Ahmed Al-Mousa

Personal information
- Full name: Ahmed Sadeeq Eisa Al-Mousa
- Date of birth: 27 January 1981 (age 44)
- Place of birth: Mecca, Saudi Arabia
- Height: 1.76 m (5 ft 9+1⁄2 in)
- Position(s): Midfielder

Youth career
- -2001: Wej
- 2001-2002: Al-Ittihad

Senior career*
- Years: Team / Apps / (Gls)
- 2007–2012: Al-Wahda / ? / (?)
- 2012–2013: Al-Fateh / 1 / (0)

International career
- 2007–: Saudi Arabia / 10 / (3)

= Ahmed Al-Mousa =

Saudi Arabian footballer

Ahmed Al Mousa is a former Saudi Arabian footballer. He started his career with Al Ittihad before joining Al-Wahda.
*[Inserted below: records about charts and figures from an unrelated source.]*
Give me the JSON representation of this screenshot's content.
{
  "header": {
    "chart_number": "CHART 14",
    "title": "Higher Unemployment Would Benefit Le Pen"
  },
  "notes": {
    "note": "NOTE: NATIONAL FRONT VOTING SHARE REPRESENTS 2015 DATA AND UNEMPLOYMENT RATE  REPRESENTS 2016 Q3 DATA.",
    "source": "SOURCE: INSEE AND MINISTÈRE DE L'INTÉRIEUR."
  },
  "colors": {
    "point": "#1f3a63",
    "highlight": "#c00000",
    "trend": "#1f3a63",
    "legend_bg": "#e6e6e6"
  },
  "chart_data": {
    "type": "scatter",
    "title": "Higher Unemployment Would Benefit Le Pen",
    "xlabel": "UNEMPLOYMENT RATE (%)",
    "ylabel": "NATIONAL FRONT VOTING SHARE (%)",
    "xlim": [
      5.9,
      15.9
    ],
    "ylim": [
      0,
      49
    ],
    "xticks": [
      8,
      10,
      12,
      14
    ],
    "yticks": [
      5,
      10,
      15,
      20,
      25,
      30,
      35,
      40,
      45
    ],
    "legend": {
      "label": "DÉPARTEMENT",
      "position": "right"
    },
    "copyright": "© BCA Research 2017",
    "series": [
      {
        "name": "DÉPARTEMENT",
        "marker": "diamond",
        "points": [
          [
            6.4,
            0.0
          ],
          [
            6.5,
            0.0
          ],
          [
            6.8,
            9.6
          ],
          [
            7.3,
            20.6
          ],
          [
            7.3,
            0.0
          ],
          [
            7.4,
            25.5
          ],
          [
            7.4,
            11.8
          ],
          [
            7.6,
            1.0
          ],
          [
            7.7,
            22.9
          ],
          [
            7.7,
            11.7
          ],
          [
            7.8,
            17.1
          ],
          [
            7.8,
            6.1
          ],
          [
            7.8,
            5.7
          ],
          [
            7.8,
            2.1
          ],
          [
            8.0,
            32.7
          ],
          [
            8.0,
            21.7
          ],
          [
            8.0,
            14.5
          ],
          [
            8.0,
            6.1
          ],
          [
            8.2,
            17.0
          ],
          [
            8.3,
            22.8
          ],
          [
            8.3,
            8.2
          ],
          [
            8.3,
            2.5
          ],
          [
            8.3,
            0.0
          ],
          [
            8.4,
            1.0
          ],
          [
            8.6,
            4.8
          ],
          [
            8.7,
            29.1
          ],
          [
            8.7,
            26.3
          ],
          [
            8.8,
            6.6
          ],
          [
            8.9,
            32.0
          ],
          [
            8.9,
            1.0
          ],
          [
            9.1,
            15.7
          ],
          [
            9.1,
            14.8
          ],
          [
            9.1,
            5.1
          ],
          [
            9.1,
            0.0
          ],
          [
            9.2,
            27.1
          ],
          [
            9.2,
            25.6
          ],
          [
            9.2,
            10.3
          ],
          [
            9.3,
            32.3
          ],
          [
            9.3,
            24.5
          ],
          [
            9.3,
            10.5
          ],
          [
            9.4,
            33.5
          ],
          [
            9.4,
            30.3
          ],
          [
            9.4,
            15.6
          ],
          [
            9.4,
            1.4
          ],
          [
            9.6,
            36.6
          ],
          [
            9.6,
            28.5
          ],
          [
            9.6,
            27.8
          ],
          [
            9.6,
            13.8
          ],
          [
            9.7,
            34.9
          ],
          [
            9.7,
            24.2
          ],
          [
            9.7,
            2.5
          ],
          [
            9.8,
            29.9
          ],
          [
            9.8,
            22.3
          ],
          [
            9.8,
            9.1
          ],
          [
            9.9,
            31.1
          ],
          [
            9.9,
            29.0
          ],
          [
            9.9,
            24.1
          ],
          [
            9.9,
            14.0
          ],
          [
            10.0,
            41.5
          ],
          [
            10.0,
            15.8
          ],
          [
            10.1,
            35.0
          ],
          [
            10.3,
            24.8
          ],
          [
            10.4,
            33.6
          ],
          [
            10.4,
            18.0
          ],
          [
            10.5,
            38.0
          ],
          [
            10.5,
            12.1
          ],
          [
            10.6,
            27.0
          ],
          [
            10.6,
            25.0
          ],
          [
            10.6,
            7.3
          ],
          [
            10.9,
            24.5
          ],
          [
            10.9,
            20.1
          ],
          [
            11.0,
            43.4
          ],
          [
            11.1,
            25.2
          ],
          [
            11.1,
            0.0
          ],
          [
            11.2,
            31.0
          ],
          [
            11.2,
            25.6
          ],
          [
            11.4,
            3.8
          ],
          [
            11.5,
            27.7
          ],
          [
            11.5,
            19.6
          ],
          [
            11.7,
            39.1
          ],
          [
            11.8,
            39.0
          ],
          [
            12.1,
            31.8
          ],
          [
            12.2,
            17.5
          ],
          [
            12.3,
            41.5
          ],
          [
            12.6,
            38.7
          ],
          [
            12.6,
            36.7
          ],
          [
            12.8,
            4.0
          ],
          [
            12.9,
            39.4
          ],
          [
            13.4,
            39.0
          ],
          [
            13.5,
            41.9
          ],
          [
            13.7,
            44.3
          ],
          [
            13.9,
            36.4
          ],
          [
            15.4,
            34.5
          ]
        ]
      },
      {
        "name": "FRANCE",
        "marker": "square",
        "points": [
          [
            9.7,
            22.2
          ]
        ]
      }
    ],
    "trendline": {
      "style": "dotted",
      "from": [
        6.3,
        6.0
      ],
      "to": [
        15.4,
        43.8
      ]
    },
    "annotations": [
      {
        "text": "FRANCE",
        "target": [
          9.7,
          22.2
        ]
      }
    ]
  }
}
He led Al Wahda to third place in the regular season before beating defending champions Al Shabab in the quarter-finals of the league championship play-off.

==International career==
Ahmed played for Saudi Arabia national football team at the 2007 AFC Asian Cup and 19th Arabian Gulf Cup.

==International goals==

| # | Date | Venue | Opponent | Score | Result | Competition |
|---|---|---|---|---|---|---|
| 1 | July 18, 2007 | Gelora Sriwijaya Stadium, Palembang | Bahrain | 4-0 | Won | 2007 AFC Asian Cup |
| 2 | July 22, 2007 | Gelora Bung Karno Stadium, Jakarta | Uzbekistan | 2-1 | Won | 2007 AFC Asian Cup |
| 3 | January 8, 2009 | Royal Oman Police Stadium, Muscat | Yemen | 6-0 | Won | 19th Arabian Gulf Cup |

==Family==
He is the brother of Al Ahli’s Motaz and Al Wahda’s Kamil.